TOKYO -- When assessing a company's performance, investors are increasingly concerned about factors that do not appear on the financial statements -- environmental, social and corporate governance risks.
Linda-Eling Lee, global head of ESG research at U.S. securities index provider MSCI, said those criteria matter a lot when investing in companies in emerging markets as "higher-rated ESG companies do tend to be demonstrating stronger risk management."
Lee recently sat down for an interview with the Nikkei Asian Review in Tokyo to discuss the latest trends in ESG investments.
Q: Why did ESG factors start to become important in the investment world?
A: A huge area of growth in ESG investment is in financial value-driven objectives. There, investors have come to realize that there are ESG risks and opportunities that can actually impact the long-term risk-adjusted returns of a portfolio. So they care about looking at information that is not necessarily addressed in the financial statements, that really captures how well a company is positioned in the long run, and it really is about trying to build portfolios that will perform well over the long term.
Q: What were the triggers for the recent change?
A: I think it's been driven a lot by the United Nations' Principles for Responsible Investment [launched in 2006]. Also, there have been triggering events over the last decade. One is the global financial crisis, another is the BP oil spill. Those are the kinds of events where investors, especially the very large-rate investors, realized that over the long run, for them to meet their long-term obligations 30, 40, 50 years down the road, they actually need the economic system and the whole financial market to be much more resilient.
Q: Is ESG a means of managing risk or of driving returns?
A: We definitely think it's both, where a lot of it is about risk management and avoiding downside risk. In fact, a lot of quantitative research that has been done among sell-side researchers shows that companies are less volatile and less prone to experiencing negative events and credit downgrades if they are good managers of their ESG exposures. There are also opportunities in terms of the way companies manage their ESG risks.
Q: What happens to companies that don't care about ESG?
A: What a lot of investors are doing is pricing in that risk. They want to be compensated for the extra risk a company is taking, therefore they may either decide that the company is too expensive and therefore they invest less in it, or they may decide not to invest in it. It's all about value and whether or not the company's value is reflecting its risks.
Q: How do you see ESG activities by Asian companies?
A: I think it is relatively new for a lot of Asian companies in terms of just understanding what investors are seeking. I think the first thing these companies are trying to understand is what types of standards and concerns investors have around governance.
Each company has slightly different areas they want to focus on. In China, there is an unbelievable amount of activity that is very policy-driven around green finance. And they are very committed to using capital allocation to green the investments and the infrastructure in companies throughout the Chinese economy. Environment is a very, very big focus. In particular, climate change, carbon, water pollution. Those are top-of-mind issues for Chinese investors and ministries and the entire investor industry.
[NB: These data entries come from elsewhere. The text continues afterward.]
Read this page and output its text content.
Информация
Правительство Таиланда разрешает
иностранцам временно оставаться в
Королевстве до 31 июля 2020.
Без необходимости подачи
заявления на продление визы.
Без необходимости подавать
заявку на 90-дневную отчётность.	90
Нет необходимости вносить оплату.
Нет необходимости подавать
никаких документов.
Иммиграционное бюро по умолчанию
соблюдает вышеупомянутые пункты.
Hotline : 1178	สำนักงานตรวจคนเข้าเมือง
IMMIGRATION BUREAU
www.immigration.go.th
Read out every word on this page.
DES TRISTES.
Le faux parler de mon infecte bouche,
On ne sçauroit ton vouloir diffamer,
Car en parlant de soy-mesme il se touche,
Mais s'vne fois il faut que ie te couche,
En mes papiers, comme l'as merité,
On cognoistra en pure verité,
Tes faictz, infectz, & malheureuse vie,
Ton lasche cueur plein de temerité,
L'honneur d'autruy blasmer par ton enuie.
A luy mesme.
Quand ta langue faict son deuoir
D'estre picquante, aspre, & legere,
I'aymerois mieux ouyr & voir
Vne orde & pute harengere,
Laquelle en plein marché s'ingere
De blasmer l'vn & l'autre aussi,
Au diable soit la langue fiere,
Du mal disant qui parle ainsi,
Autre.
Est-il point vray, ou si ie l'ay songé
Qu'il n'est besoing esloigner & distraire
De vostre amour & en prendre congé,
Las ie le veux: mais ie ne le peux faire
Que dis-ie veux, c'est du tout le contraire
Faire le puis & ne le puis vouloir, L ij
Q: What problems do you see in Asian companies, from the perspective of ESG?
A: Generally across the market in Asia, I would say corporate governance is a concern that is much more shared broadly in this region. Western investors, if you will, do have a global standard of expectations when it comes to corporate governance practices. That can make it challenging for them to invest in Asian companies because the opaqueness and issues with their shareholder rights is something that can keep some of them back. And you do see investors apply discounts to companies in Asian markets because of those types of concerns.
Q: Do MSCI's ESG indexes outperform benchmarks?
A: In our experience, the indexes that use ESG ratings, which are focused on the financially material factors we were talking about, the ones that are essentially selecting for higher-rated companies, do actually tend to outperform their benchmarks.
We have seen that to be the case especially for emerging market companies. So our most basic ESG flagship indexes are basically taking our market cap indexes and selecting for the top half in each industry. Despite being sector-neutral, those have tended to outperform, especially in emerging markets. In emerging market companies, the higher rated ESG companies do tend to demonstrate stronger risk management. Higher returns come from avoiding the bottom half rather than picking the top half.
Q: When you evaluate companies' ESG, how do you find "greenwashing" activities?
A: First of all, the ratings model that we run is only maybe 30-40% based on the company disclosures. A lot of the model is based on estimating their risks by looking at their business segments. We also look at a lot of government databases and NGO databases and academic information to find some of these incidences when companies pollute somewhere, or they've harmed a village or something like that. We have a team of analysts who are only looking for controversies at companies.
When examining their disclosures, one very important way we try to verify the data is we benchmark against their peers. It becomes obvious when companies say things that are off because it doesn't seem plausible relative to their peers. This is especially true when they report numbers that [make us wonder] how is that possible given how big their operation is?